How are load balancing and advanced L7 routing handled?

Service load balancing can be implemented in the kernel or via sidecar proxies, offering consistent hashing, session affinity, and header-based routing. In-kernel pathing reduces hops and improves performance for many service patterns.

Can transparent encryption be applied for pod-to-pod traffic?

Yes — both kernel-based and user-space primitives support transparent encryption like IPsec or WireGuard. These options protect traffic in transit without requiring application changes, while being efficient at scale.

What observability tools pair well for live debugging and metrics?

Tools such as bpftop, Inspektor Gadget, and OpenTelemetry collectors provide live program metrics, flow visibility, and protocol-level traces. They leverage in-kernel maps and perf events to surface rich telemetry with low overhead.

What are kernel prerequisites and portability considerations?

You need a kernel version with the required BPF helpers, CO-RE support, and BTF debug info for portability. Different distributions and kernel versions may expose varying features, so verify compatibility before rollout.

How do I deploy the agent and verify the data path in Kubernetes?

Deploy via DaemonSet for node coverage and an operator for control-plane tasks. Verify status through the CLI and check kernel maps, attach points, and datapath health to ensure traffic is being handled correctly.

What limitations should I plan for when adopting this approach?

Limitations include kernel version quirks, verifier complexity for large programs, and operator learning curve. Mitigations involve testing on target kernels, modular program design, and fallback rules or userspace paths for stability.

How does this solution compare to alternatives like Calico or Flannel?

Alternatives differ in datapath choices, policy models, and encryption approaches. Some use iptables or userspace datapaths, while others prioritize simplicity over deep observability. Choose based on scale, telemetry needs, and operational preferences.

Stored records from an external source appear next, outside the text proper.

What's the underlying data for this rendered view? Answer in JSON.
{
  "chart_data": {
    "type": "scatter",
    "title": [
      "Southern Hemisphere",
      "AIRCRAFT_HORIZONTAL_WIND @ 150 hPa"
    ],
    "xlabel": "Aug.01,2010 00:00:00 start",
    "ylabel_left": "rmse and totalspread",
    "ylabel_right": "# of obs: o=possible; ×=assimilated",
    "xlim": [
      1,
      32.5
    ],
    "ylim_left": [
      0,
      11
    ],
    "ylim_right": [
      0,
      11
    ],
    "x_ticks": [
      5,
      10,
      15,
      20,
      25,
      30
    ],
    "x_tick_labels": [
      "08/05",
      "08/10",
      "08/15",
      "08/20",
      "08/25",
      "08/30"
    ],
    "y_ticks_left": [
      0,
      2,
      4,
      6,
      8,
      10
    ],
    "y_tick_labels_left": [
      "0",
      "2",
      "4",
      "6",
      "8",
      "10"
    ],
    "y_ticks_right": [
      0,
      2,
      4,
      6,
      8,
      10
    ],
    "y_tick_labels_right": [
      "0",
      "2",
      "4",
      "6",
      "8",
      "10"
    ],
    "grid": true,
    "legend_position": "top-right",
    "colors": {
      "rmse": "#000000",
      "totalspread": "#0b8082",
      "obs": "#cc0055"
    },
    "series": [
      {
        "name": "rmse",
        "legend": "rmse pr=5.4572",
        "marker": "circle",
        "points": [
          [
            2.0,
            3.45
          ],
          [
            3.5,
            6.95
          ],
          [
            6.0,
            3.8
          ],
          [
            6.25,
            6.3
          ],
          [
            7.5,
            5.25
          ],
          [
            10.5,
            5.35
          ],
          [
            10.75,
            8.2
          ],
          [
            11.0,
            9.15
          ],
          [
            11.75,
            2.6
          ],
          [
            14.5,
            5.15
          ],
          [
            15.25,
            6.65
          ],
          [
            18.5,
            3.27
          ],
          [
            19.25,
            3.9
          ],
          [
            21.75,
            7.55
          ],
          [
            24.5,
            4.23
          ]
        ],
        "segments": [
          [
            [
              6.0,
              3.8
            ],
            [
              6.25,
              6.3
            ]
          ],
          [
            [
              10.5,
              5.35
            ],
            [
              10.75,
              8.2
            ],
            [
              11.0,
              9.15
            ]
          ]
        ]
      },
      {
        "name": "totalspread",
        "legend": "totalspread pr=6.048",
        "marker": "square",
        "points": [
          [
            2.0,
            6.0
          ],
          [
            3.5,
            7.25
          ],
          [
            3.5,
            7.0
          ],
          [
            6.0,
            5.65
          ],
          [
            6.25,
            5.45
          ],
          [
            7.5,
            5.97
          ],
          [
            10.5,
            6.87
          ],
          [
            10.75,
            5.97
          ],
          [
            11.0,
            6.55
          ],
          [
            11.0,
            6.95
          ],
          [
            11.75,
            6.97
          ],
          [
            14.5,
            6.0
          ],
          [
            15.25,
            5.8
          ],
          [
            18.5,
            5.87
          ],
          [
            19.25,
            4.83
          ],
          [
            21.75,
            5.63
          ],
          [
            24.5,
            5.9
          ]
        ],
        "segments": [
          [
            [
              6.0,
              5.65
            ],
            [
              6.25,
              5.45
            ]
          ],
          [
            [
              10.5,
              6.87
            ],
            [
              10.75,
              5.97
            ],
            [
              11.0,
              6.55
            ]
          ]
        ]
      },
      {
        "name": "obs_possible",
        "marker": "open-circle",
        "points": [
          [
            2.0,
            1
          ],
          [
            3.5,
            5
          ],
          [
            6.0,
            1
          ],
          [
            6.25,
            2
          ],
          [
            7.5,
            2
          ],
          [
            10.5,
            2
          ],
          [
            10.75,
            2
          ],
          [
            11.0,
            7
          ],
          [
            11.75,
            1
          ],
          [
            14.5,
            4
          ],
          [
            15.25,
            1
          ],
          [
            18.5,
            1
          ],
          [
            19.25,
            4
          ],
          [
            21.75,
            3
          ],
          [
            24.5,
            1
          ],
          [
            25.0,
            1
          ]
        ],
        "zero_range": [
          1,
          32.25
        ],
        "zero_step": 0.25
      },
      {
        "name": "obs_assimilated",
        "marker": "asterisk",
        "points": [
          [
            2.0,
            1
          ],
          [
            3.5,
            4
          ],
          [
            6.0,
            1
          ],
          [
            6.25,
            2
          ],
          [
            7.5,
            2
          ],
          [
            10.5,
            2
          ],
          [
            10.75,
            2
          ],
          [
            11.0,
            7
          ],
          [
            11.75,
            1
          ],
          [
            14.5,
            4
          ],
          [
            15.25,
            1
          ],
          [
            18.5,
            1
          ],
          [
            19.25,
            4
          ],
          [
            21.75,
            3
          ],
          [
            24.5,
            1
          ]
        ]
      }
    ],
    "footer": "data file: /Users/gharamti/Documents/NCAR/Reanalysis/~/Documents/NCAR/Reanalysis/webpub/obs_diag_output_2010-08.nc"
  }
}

What hardening steps improve runtime security for eBPF loaders?

Apply least-privilege to controllers, restrict capabilities for agents, use signed artifacts, and monitor audit logs. Runtime detection of suspicious processes and network flows further reduces risk.

Where can I find resources to get started and learn best practices?

Look for official documentation, kernel BPF guides, OpenTelemetry integration guides, and community repos for examples. Hands-on labs and troubleshooting playbooks accelerate safe adoption and operational maturity.